Dans l’Asie traditionnelle, la plupart des élèves du Dharma :

  • sont des moines et des moniales qui se consacrent à plein temps à la voie spirituelle,
  • n’ont d’autre activité principale que celle de l’étude et de la pratique du Dharma,
  • commencent à étudier le bouddhisme dans leur enfance, avant d’être scolarisés,
  • par conséquent, une fois adultes, ils n’ont qu’une instruction minimale dans des sujets « profanes » comme les mathématiques, les études sociales et la science,
  • acceptent les valeurs des sociétés asiatiques traditionnelles en ce qui concerne le rôle des femmes et le point de vue des structures autoritaires – les femmes sont considérées comme inférieures et les hiérarchies sont la norme.

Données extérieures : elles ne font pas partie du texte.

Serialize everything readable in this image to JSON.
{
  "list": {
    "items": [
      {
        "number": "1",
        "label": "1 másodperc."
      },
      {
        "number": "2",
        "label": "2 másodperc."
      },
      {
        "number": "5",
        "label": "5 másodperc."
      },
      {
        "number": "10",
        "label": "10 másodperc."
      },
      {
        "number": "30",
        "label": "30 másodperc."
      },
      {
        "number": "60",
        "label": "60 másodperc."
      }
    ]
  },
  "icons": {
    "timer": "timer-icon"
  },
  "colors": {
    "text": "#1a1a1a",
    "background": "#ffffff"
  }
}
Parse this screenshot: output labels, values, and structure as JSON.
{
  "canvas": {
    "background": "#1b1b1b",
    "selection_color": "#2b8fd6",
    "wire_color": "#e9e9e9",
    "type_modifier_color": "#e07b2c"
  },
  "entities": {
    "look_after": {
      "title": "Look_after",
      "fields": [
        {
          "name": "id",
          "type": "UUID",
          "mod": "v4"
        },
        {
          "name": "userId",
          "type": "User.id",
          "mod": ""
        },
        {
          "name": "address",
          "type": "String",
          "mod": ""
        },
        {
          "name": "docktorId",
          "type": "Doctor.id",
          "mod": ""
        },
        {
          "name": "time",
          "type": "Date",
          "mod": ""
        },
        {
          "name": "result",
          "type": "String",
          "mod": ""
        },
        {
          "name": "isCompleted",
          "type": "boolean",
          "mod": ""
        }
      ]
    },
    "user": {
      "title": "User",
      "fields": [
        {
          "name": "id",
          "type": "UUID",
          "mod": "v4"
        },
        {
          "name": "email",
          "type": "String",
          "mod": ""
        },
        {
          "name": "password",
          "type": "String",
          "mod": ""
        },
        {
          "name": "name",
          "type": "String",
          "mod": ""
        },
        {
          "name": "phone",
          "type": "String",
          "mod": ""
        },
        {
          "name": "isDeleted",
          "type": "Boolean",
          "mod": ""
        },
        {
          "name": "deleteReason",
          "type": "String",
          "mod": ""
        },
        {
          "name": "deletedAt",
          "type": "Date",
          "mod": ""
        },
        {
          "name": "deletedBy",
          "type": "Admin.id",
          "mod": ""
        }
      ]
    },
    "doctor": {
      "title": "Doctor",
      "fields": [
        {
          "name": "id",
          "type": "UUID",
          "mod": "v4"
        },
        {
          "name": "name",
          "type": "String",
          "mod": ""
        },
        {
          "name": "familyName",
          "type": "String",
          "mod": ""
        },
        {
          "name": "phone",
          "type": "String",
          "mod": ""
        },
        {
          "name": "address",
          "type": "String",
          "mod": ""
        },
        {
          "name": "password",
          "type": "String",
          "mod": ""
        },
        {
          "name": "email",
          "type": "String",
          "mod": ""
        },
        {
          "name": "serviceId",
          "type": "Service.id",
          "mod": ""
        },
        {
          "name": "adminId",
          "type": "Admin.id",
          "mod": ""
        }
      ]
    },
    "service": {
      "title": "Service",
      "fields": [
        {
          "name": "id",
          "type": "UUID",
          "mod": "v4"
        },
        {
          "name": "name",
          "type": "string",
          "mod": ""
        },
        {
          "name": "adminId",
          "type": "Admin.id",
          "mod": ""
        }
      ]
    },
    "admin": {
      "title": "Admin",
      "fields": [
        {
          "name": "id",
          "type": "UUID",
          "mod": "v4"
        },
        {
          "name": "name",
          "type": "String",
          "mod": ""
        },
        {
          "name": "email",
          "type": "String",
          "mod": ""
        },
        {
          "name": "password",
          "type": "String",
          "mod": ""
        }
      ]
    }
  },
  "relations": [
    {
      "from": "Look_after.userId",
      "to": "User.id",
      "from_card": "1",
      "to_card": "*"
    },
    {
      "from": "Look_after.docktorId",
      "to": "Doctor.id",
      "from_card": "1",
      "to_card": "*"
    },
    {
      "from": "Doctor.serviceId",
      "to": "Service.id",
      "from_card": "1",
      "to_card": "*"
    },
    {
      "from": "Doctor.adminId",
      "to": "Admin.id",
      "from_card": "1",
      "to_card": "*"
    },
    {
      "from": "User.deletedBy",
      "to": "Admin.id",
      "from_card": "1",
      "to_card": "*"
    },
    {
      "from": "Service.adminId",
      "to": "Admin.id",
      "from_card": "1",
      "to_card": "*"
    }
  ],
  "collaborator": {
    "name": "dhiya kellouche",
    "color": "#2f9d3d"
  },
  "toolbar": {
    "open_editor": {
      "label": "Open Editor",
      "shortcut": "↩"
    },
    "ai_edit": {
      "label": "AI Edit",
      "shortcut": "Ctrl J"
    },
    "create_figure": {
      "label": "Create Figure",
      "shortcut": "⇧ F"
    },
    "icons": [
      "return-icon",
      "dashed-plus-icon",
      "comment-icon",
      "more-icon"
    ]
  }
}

Dans l’Occident contemporain, la plupart des élèves :

  • sont des laïcs pris par leur vie professionnelle et personnelle,
  • ont peu de temps libre pour le Dharma,
  • commencent à étudier le Dharma en tant qu’adultes,
  • exigent l’égalité des sexes et une structure sociale démocratique.

Sur le plan financier, l’Asie traditionnelle se permet d’offrir un soutien sociétal aux professeurs spirituels. Les élèves font même des dons aux professeurs qui ne sont pas les leurs. Dans l’Occident contemporain, les professeurs spirituels doivent pourvoir à leurs propres besoins. Beaucoup d’entre eux dirigent des centres de Dharma avec tout ce que cela comporte de tracas financiers, organisationnels et administratifs.

Tous ces facteurs ont une incidence sur la relation entre élève et professeur. Beaucoup, à la recherche de spiritualité, en ont bénéficié, mais il y a eu aussi de nombreux malentendus, de nombreuses erreurs et blessures spirituelles.

Les dangers

Les dangers, dans le cas de la tradition tibétaine, sont exacerbés par des textes sur la « dévotion au gourou ». De tels textes s’adressaient à l’origine à un auditoire de moines et de moniales engagés sur la voie, ayant pris des vœux, et qui avaient besoin d’une révision pour se préparer à recevoir une initiation tantrique. Ces instructions n’étaient en aucun cas destinées aux élèves débutants des centres de Dharma, qui ne connaissent rien au bouddhisme.

Nous devons nous garder de deux extrêmes :

  1. la divinisation des professeurs spirituels, ouvrant la porte à la naïveté et aux abus,
  2. leur démonisation, ouvrant la porte à la paranoïa et fermant celle qui donne accès à une véritable inspiration et à de profonds bienfaits.

Un schéma analytique non traditionnel

Je me suis penché sur ce thème et ai suggéré des procédés pour rendre la relation saine dans Relating to a Spiritual Teacher : Building a Healthy Relationship (Ithaca : Snow Lion, 2000) [Relation avec un professeur spirituel et comment construire une relation saine]. Je voudrais ici introduire un schéma non traditionnel supplémentaire qui m’a été suggéré par le travail du psychiatre hongrois, le Dr. Ivan Boszermenyi-Nagy, l’un des fondateurs de la thérapie familiale et de la thérapie contextuelle, et que j’ai élargi pour analyser le sujet.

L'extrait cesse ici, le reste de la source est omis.